Can the ringgit rise brave the global storm?

The local unit has risen by 0.42% against the greenback since the start of this year amid concerns that the US economy has peaked and could go on a tailspin


The ringgit has been one of the best performing currencies in the region against the US dollar since the start of the year but worries remain whether the rise of the currency can be sustained as the world braces for greater uncertainties.

The local unit has risen by 0.42% against the greenback since the start of this year amid concerns that the US economy has peaked and could go on a tailspin.

Higher global oil price, which Malaysia benefits from the rise in price of the commodity, helped the ringgit to erase much of the losses from last year.

The local note had appreciated 1.7% from the lows of RM4.18 against the greenback a day before Christmas last year.

Against its regional peers, the local unit has appreciated against the Singaporean dollar, Thai baht, Philippine peso and Indonesian rupiah since early this year.

A less retaliatory tone by Washington and Beijing over their tariff spat and a more accommodating mantra by the US Federal Reserve (Fed) on interest-rate hikes have boosted the ringgit’s rise.

But with the US economy said to have reached its highs, a change in trajectory in the world’s largest economy could spell disaster to currencies like the ringgit.

Oanda Corp head of trading for Asia Pacific Stephen Innes said global risk sentiment is pinning a lot of hope on the thawing of the US-China tensions which could just be temporary.

“Fortunately both the US and China’s central banks are providing a backstop for risk which should support general risk sentiment and commodity outlook,” he told The Malaysian Reserve (TMR).

“In my view, the lower rate hike trajectory by the Fed has been a significant driver for the ringgit rally,” said the currency analyst.

The ringgit’s rise has been a respite after the currency declined from RM3.86 in March to as low as RM4.20 in November against the greenback.

However, he cautioned that the market may be pricing in a far too dovish Fed and that the tightening of the central bank’s balance sheet will be a stronger driver for the greenback going forward.

He added that a slowdown in the Chinese economy is the biggest risk facing the ringgit as this would hurt global growth sentiment and weigh in on commodity prices.
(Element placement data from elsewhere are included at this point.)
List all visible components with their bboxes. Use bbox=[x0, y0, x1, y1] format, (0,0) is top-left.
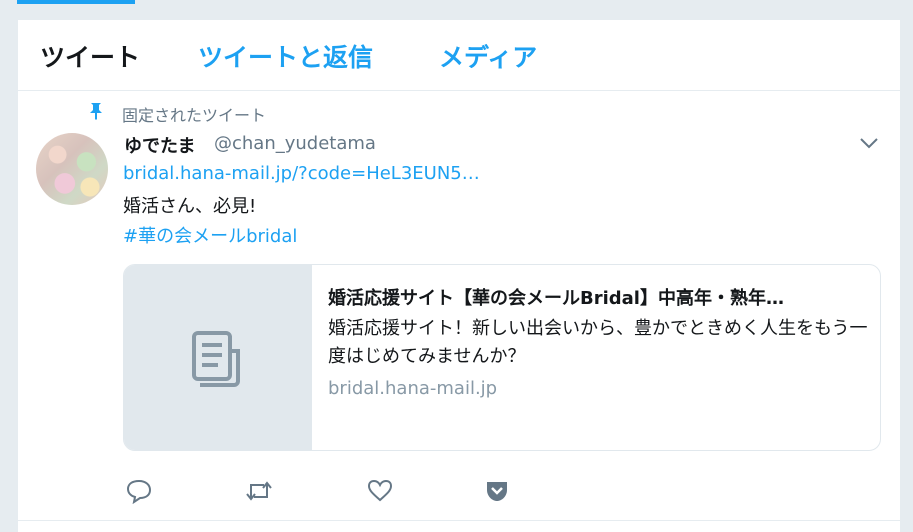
tweet-text: 婚活さん、必見! bbox=[123, 196, 257, 217]
avatar[interactable] bbox=[36, 133, 108, 205]
card-domain: bridal.hana-mail.jp bbox=[328, 378, 498, 399]
card-title: 婚活応援サイト【華の会メールBridal】中高年・熟年… bbox=[328, 288, 784, 309]
active-nav-underline bbox=[17, 0, 135, 4]
pocket-icon[interactable] bbox=[484, 478, 510, 504]
chevron-down-icon[interactable] bbox=[859, 136, 879, 150]
card-description: 婚活応援サイト！新しい出会いから、豊かでときめく人生をもう一度はじめてみませんか… bbox=[328, 318, 868, 367]
like-icon[interactable] bbox=[367, 478, 393, 504]
tweet-link[interactable]: bridal.hana-mail.jp/?code=HeL3EUN5… bbox=[123, 163, 480, 184]
tab-tweets[interactable]: ツイート bbox=[40, 38, 140, 74]
pinned-label: 固定されたツイート bbox=[122, 106, 267, 125]
hashtag-link[interactable]: #華の会メールbridal bbox=[123, 222, 297, 248]
user-handle[interactable]: @chan_yudetama bbox=[214, 133, 376, 154]
reply-icon[interactable] bbox=[126, 478, 152, 504]
retweet-icon[interactable] bbox=[244, 478, 274, 504]
profile-timeline: ツイート ツイートと返信 メディア 固定されたツイート ゆでたま @chan_y… bbox=[18, 20, 900, 532]
card-thumbnail bbox=[124, 265, 312, 450]
link-preview-card[interactable]: 婚活応援サイト【華の会メールBridal】中高年・熟年… 婚活応援サイト！新しい… bbox=[123, 264, 881, 451]
top-bar bbox=[0, 0, 913, 6]
tab-tweets-and-replies[interactable]: ツイートと返信 bbox=[198, 38, 373, 74]
tab-media[interactable]: メディア bbox=[439, 38, 537, 74]
display-name[interactable]: ゆでたま bbox=[124, 132, 195, 158]
tweet-divider bbox=[18, 520, 900, 521]
pin-icon bbox=[90, 103, 102, 120]
document-icon bbox=[192, 331, 240, 387]
profile-tabs: ツイート ツイートと返信 メディア bbox=[18, 20, 900, 91]
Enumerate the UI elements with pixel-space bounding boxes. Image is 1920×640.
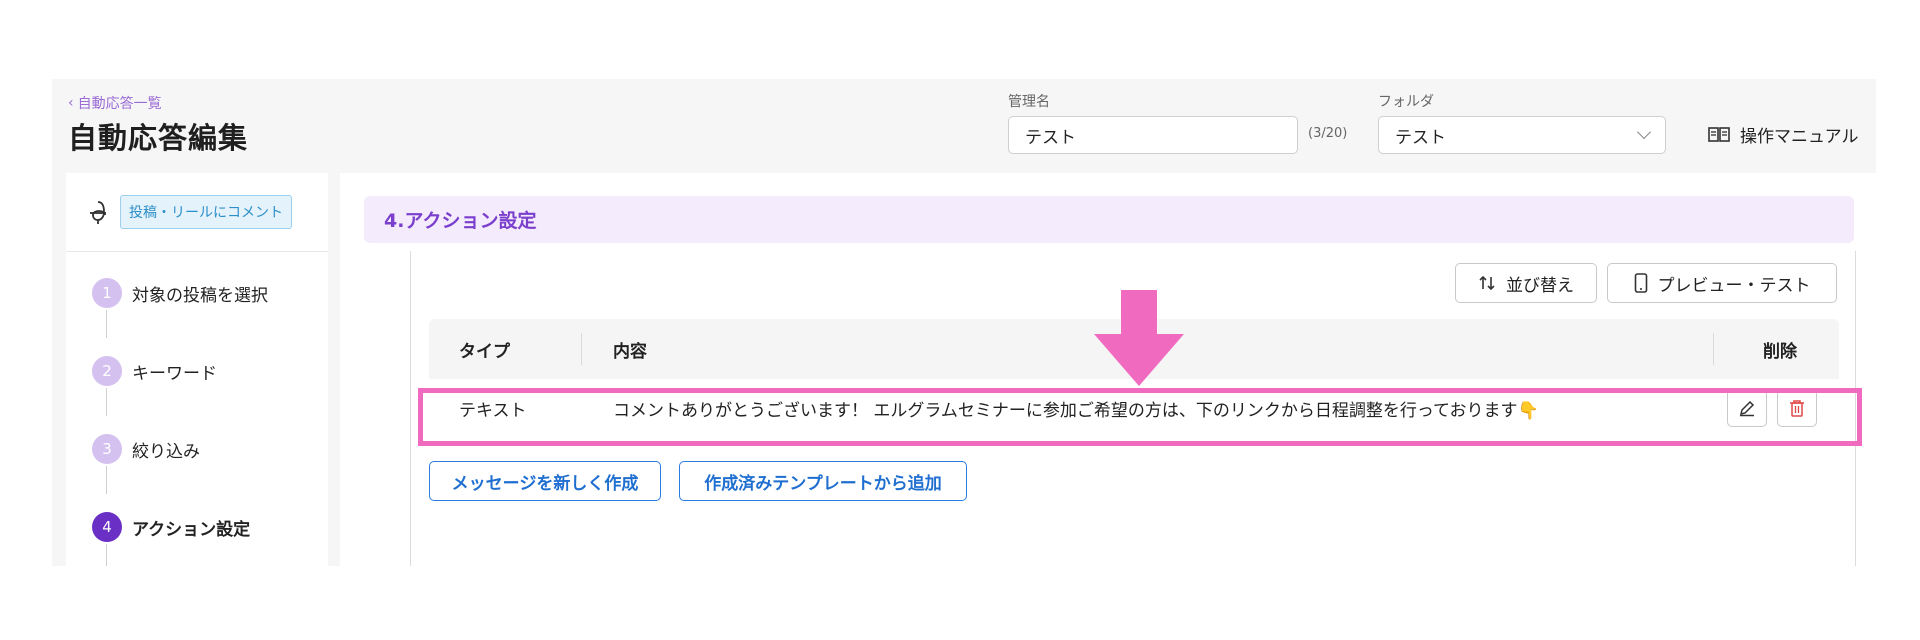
annotation-arrow-down-icon	[1094, 290, 1184, 386]
back-link-label: 自動応答一覧	[77, 96, 162, 112]
step-label: 絞り込み	[132, 441, 200, 462]
section-header: 4.アクション設定	[364, 196, 1854, 243]
step-filter[interactable]: 3 絞り込み	[92, 434, 200, 464]
chevron-down-icon	[1636, 124, 1652, 140]
column-header-delete: 削除	[1763, 341, 1797, 362]
add-from-template-button[interactable]: 作成済みテンプレートから追加	[679, 461, 967, 501]
step-number: 3	[92, 434, 122, 464]
instagram-threads-icon	[90, 201, 106, 224]
name-input[interactable]: テスト	[1008, 116, 1298, 154]
new-message-button[interactable]: メッセージを新しく作成	[429, 461, 661, 501]
manual-link[interactable]: 操作マニュアル	[1708, 122, 1859, 147]
name-input-value: テスト	[1025, 127, 1076, 148]
column-divider	[581, 333, 582, 365]
manual-link-label: 操作マニュアル	[1740, 127, 1859, 147]
step-action-settings[interactable]: 4 アクション設定	[92, 512, 250, 542]
step-connector	[106, 310, 107, 338]
trigger-row: 投稿・リールにコメント	[66, 173, 328, 252]
back-link[interactable]: ‹ 自動応答一覧	[68, 93, 162, 113]
preview-test-button[interactable]: プレビュー・テスト	[1607, 263, 1837, 303]
smartphone-icon	[1634, 273, 1647, 293]
step-label: アクション設定	[132, 519, 251, 540]
step-connector	[106, 466, 107, 494]
annotation-highlight-box	[418, 388, 1862, 446]
step-number: 2	[92, 356, 122, 386]
sort-icon	[1479, 275, 1495, 291]
step-connector	[106, 388, 107, 416]
column-header-content: 内容	[613, 341, 647, 362]
step-label: 対象の投稿を選択	[132, 285, 268, 306]
step-number: 1	[92, 278, 122, 308]
preview-test-button-label: プレビュー・テスト	[1657, 275, 1811, 296]
sidebar: 投稿・リールにコメント 1 対象の投稿を選択 2 キーワード 3 絞り込み 4 …	[66, 173, 328, 566]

Meanwhile, FXTM chief market strategist Hussein Sayed said 2019 is likely to see a synchronised global slowdown — the inverse of the global synchronised economic growth observed in 2017.

“Many indicators have indicated a peak in the US economic cycle, including most recent economic surveys, financial conditions, housing data and the inversion of the US Treasury yield curve,” he said in a research note yesterday.

“Adding this together with trade tensions, political risk, fading fiscal stimulus and a tighter US monetary policy, the economic outlook is expected to look much more vulnerable in 2019,” he said.

Fitch Solutions Asia country risk analyst Darren Tay said the ringgit’s rebound is expected to be short-lived due to local uncertainties and external risk.

“The recovery is more due to the US dollar weakness following dovish signals from the Fed that the pace of hikes could slow in 2019,” Tay told TMR.

“Sentiment could remain unfavourable to the ringgit, especially given the risk of continued political and policy uncertainty in the country.”

He said the latter incorporates two core assumptions which are centred on political developments and commodity prices.

“On the political side, we are assuming a benign transition from Prime Minister Tun Dr Mahathir Mohamad to Datuk Seri Anwar Ibrahim in slightly more than a year and for identity politics to remain under control, failing which the ringgit would likely weaken significantly,” Tay said.

“On the economic side, our forecasts incorporate an average Brent crude price of US$75 (RM307.50) per barrel in 2019, which would support the ringgit as 15.3% of total exports in 2017 were in the oil and gas category,” said Tay.

On the developments between the US and China, Tay said it is unlikely that a lasting resolution to the trade dispute will be reached as the two countries remain far apart on key issues.

“The 90-day truce period negotiated at the Group of 20 summit will likely end with a re-escalation of trade tensions, which would further drive sentiment against emerging markets, including Malaysia, and weigh on the ringgit.”

Meanwhile, FXTM research analyst Lukman Otunuga said the commodity-linked currency found support on recent US dollar weakness, speculation that the Fed is to take a pause on rate hikes this year and renewed optimism over the US-China trade talks.

“While the rally could extend on the US dollar weakness, upside gains remain capped by rising geopolitical risks,” he told TMR.

“With concerns over plateauing global growth and fears of a slowdown in China’s growth momentum weighing on sentiment, the ringgit could face headwinds down the road,” he said.